Слезы подступили к глазам Оливии, слезы, которые она едва могла сдержать. Доминик, несомненно, обожал свою мать. Теперь ей стали понятны глубина и причина его жгучей ненависти к отцу. Сердце ее разрывалось от боли. «Ни разу за все эти долгие годы... ни разу он даже не прикоснулся ко мне» – вспомнила она слова Доминика. Безжалостный отец обрек сына на жизнь, полную страданий. Впервые она сумела разглядеть в Доминике обиженного и одинокого ребенка.
– Когда он умер, я хотел... видит Бог, как я этого хотел!.. плюнуть на все, отказаться от проклятого наследства, сбросить личину, которую он навязал мне! Но к тому времени было ясно, что назад пути нет. Мне пришлось сделать выбор. Тот адвокат из Стоунбриджа, Роберт Гилмор, возненавидел меня просто за то, что в моих жилах течет кровь цыган. Но и цыгане не принимали меня потому, что во мне есть кровь ненавистных им гаджо. Меня проклинали и те и другие. Как-то раз я попросил вас, Оливия, взглянуть на меня, сказать, кого вы видите. Но вы не ответили мне.
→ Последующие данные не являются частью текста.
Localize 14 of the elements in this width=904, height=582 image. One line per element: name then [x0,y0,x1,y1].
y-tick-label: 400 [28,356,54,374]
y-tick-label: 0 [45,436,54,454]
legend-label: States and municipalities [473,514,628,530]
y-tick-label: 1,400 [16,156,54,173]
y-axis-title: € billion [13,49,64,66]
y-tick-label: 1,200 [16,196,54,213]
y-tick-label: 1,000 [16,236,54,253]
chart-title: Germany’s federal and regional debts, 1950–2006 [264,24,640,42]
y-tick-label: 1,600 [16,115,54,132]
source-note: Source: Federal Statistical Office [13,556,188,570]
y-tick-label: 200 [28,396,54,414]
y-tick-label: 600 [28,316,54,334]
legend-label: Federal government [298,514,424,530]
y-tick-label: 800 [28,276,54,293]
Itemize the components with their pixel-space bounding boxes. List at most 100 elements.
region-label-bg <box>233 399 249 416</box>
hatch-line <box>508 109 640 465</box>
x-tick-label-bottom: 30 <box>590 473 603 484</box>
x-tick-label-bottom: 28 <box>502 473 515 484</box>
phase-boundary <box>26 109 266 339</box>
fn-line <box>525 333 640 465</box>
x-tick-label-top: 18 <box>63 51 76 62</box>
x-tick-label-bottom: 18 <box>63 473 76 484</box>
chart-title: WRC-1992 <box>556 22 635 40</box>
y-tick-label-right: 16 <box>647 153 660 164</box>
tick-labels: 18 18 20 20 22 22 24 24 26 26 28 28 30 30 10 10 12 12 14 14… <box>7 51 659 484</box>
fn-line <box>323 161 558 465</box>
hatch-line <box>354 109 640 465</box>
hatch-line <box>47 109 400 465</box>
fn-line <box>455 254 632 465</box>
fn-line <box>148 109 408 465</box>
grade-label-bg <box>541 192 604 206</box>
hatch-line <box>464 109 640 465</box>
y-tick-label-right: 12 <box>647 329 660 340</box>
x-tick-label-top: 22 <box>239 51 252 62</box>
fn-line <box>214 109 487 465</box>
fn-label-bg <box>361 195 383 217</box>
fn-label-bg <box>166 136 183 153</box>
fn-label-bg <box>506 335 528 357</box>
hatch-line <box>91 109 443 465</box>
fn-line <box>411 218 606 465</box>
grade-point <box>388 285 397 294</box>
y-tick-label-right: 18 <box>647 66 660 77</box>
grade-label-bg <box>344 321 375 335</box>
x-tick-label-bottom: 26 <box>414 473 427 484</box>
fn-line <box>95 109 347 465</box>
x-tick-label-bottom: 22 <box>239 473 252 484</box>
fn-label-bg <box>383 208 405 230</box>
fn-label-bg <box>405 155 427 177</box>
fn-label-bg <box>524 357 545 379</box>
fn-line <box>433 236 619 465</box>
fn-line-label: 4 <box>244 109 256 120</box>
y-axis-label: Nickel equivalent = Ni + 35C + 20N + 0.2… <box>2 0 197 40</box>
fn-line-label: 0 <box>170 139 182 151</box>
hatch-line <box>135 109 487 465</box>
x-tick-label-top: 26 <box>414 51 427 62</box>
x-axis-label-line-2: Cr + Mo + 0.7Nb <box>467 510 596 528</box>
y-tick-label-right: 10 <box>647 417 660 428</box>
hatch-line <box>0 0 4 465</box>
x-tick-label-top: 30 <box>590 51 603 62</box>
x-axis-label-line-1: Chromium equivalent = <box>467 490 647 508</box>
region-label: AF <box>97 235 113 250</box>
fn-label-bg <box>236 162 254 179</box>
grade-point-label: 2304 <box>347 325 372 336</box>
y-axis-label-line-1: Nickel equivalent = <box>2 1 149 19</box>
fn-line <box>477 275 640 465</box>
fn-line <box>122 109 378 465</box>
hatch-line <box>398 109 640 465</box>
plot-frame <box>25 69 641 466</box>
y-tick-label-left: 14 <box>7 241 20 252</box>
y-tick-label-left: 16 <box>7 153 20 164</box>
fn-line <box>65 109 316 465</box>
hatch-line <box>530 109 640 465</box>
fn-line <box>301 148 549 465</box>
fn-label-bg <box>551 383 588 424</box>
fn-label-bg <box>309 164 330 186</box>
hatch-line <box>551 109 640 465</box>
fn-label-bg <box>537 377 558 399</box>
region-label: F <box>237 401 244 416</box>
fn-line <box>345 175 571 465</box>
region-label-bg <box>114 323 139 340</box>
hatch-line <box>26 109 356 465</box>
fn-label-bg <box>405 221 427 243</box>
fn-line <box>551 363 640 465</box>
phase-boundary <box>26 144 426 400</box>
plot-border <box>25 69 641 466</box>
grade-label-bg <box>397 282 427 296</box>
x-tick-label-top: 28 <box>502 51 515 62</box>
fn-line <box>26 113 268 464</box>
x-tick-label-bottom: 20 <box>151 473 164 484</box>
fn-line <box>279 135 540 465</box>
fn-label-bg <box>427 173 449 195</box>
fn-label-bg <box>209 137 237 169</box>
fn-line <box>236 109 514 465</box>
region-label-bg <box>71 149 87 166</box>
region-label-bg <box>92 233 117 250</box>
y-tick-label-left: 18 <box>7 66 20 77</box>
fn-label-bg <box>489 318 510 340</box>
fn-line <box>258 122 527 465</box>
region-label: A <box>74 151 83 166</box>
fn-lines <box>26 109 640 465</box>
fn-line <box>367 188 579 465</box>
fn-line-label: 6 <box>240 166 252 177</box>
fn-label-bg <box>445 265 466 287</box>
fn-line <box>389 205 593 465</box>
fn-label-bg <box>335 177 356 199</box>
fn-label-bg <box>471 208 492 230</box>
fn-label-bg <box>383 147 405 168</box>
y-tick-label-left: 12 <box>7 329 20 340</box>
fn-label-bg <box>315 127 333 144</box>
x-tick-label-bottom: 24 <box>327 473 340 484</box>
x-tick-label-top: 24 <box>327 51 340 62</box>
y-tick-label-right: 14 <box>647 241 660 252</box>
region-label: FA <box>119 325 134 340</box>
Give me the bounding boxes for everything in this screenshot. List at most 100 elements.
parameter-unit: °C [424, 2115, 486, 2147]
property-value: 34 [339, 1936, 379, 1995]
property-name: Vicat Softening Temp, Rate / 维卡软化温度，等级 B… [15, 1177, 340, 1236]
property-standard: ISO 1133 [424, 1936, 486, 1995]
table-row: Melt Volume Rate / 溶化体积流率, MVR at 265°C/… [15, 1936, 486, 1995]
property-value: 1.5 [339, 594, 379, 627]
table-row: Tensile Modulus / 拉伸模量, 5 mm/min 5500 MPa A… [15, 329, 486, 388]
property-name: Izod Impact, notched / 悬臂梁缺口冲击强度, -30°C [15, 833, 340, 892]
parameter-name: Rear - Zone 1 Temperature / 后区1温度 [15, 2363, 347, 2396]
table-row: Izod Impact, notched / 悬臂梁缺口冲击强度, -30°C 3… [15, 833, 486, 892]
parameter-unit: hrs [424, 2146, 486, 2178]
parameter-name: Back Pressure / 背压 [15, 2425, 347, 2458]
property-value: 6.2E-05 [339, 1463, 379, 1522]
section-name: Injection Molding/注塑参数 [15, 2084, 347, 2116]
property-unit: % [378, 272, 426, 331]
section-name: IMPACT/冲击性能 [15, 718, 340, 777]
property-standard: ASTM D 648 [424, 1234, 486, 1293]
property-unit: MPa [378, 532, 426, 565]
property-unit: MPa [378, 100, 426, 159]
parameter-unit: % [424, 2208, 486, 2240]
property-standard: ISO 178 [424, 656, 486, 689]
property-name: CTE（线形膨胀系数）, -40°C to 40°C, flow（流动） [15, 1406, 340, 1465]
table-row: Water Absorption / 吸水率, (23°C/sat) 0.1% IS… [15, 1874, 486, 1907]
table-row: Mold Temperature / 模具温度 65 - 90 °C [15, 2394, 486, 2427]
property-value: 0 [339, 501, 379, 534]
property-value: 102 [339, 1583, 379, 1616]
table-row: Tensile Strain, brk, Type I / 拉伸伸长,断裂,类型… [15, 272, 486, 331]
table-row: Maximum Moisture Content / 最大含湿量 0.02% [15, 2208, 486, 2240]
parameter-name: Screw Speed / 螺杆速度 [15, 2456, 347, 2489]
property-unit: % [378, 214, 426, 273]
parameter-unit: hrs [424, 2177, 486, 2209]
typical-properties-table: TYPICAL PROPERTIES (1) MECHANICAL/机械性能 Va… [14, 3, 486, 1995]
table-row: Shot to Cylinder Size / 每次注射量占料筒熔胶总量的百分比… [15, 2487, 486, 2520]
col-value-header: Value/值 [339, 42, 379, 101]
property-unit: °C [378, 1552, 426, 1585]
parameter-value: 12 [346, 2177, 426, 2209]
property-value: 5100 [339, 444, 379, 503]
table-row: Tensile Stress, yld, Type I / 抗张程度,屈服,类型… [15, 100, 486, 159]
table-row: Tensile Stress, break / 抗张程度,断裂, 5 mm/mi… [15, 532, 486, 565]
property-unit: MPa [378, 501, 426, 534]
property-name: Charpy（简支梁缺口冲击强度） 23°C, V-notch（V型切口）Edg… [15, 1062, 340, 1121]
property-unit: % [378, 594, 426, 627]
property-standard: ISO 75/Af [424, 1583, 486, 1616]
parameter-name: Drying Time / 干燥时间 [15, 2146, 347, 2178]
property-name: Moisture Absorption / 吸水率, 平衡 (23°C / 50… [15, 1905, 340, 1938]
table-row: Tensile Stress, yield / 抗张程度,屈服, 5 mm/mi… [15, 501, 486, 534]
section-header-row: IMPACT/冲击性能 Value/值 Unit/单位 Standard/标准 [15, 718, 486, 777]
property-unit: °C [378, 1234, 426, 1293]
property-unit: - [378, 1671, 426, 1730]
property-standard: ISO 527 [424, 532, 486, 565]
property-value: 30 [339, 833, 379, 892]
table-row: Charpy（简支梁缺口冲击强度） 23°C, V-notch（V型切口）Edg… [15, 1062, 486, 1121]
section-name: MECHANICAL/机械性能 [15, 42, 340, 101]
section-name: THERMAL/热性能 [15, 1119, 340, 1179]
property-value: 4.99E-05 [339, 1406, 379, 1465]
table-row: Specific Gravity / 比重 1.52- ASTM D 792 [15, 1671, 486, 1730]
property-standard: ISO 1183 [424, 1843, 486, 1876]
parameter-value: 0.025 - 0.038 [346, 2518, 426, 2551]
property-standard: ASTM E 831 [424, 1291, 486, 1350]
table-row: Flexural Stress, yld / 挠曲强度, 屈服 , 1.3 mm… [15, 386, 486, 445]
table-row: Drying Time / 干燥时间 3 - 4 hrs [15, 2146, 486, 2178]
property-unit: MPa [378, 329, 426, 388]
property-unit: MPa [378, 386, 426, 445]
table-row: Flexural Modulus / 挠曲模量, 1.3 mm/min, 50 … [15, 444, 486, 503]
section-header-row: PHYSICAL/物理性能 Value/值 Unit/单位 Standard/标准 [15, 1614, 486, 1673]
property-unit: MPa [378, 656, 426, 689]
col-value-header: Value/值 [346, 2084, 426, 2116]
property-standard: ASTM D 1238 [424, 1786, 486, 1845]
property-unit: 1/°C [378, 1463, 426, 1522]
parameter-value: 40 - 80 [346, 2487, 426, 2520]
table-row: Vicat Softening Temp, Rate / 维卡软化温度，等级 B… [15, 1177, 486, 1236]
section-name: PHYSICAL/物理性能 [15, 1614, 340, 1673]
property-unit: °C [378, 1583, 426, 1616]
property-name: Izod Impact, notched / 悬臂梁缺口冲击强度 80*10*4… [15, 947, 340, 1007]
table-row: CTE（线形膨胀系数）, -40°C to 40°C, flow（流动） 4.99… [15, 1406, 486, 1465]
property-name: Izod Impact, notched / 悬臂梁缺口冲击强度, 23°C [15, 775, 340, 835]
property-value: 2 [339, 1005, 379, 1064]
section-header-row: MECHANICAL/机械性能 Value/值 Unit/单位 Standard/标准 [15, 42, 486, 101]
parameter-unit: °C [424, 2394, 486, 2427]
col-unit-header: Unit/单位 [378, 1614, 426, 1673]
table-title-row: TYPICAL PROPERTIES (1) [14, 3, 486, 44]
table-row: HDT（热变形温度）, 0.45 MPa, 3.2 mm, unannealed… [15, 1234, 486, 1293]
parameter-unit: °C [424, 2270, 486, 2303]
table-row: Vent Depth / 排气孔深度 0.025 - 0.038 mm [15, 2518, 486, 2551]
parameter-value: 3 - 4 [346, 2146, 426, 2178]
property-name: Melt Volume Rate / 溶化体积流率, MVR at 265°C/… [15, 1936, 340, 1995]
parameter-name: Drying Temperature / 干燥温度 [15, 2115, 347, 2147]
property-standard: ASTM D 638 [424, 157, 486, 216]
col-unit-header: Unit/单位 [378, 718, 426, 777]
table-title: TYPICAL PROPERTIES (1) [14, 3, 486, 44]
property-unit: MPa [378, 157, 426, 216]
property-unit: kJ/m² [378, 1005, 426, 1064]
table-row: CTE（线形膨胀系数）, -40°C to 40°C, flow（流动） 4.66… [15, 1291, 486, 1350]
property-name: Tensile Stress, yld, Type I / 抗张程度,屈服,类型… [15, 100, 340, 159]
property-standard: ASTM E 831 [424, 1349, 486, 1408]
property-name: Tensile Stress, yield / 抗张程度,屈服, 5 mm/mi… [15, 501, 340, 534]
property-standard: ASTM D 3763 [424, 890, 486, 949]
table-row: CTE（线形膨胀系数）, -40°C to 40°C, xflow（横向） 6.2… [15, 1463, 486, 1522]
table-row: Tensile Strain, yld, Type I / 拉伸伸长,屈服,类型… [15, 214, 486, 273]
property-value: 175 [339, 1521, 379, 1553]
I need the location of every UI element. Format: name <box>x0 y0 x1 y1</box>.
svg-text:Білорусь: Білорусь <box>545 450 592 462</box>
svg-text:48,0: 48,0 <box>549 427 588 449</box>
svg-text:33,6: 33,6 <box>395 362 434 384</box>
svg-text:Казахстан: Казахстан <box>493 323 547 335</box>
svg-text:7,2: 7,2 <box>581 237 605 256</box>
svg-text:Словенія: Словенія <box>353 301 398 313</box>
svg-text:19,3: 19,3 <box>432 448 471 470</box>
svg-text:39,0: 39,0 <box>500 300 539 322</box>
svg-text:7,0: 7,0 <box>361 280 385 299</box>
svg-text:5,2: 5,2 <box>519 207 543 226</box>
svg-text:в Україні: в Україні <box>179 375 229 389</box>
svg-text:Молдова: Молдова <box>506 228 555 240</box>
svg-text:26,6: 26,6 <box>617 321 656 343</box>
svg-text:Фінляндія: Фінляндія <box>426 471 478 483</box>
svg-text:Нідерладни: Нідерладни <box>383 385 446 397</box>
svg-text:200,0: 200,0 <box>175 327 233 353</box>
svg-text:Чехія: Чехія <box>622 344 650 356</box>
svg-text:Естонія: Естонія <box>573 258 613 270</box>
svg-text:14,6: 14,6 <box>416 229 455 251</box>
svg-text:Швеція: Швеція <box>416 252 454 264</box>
Впрочем, я бы и сам не мог ответить на этот вопрос. Кто же я? Цыган, отбившийся от своего племени? – Горький смех слетел с его губ. – Или гаджо, так и не нашедший свой народ? Изгой... – Кивком он указал на изрезанный портрет. – Вы такая же, как он, Джеймс Сент-Брайд. Он никогда не давал мне забыть о том, кто я есть. Как и вы.
Дыхание у нее пресеклось. «Нет! – хотелось ей крикнуть. – Нет!» Вместо этого, сдержав себя, она попыталась объяснить:
– Вы не понимаете. Это не так...
– Неужели? Будьте честны со мной, Оливия. Признайтесь, вы же презираете меня! Презираете только за то, что я цыган! Так скажите это! – Лицо его окаменело. – Скажите!
Оливия слегка покачала головой. Да, ей пришлось пережить страшную трагедию, смерть отца и беду Эмили, но детство ее было счастливым. Она помнила дни, до краев наполненные смехом и любовью. А детство Доминика было одной долгой чередой горя.
– Я не могу... – Сердце ее болезненно сжалось. – Потому что я так не думаю.
Доминик молчал. Губы его сурово сжались, превратившись в тонкую прямую линию. «О чем он думает?» – гадала она, украдкой поглядывая на его гордый чеканный профиль, твердую линию широких плеч. Не сознавая, что делает, она вдруг потянулась к нему.
Железные пальцы сомкнулись на запястье, удерживая ее. Оливия подняла к нему лицо, и он увидел слезы, блестевшие в ее глазах. Суровое лицо Доминика потемнело.
– Не надо, – прохрипел он, – не смейте меня жалеть! Слышите?
Сердце Оливии пронзила острая боль. Господи, ну почему он так смотрит на нее... будто не верит ни единому ее слову?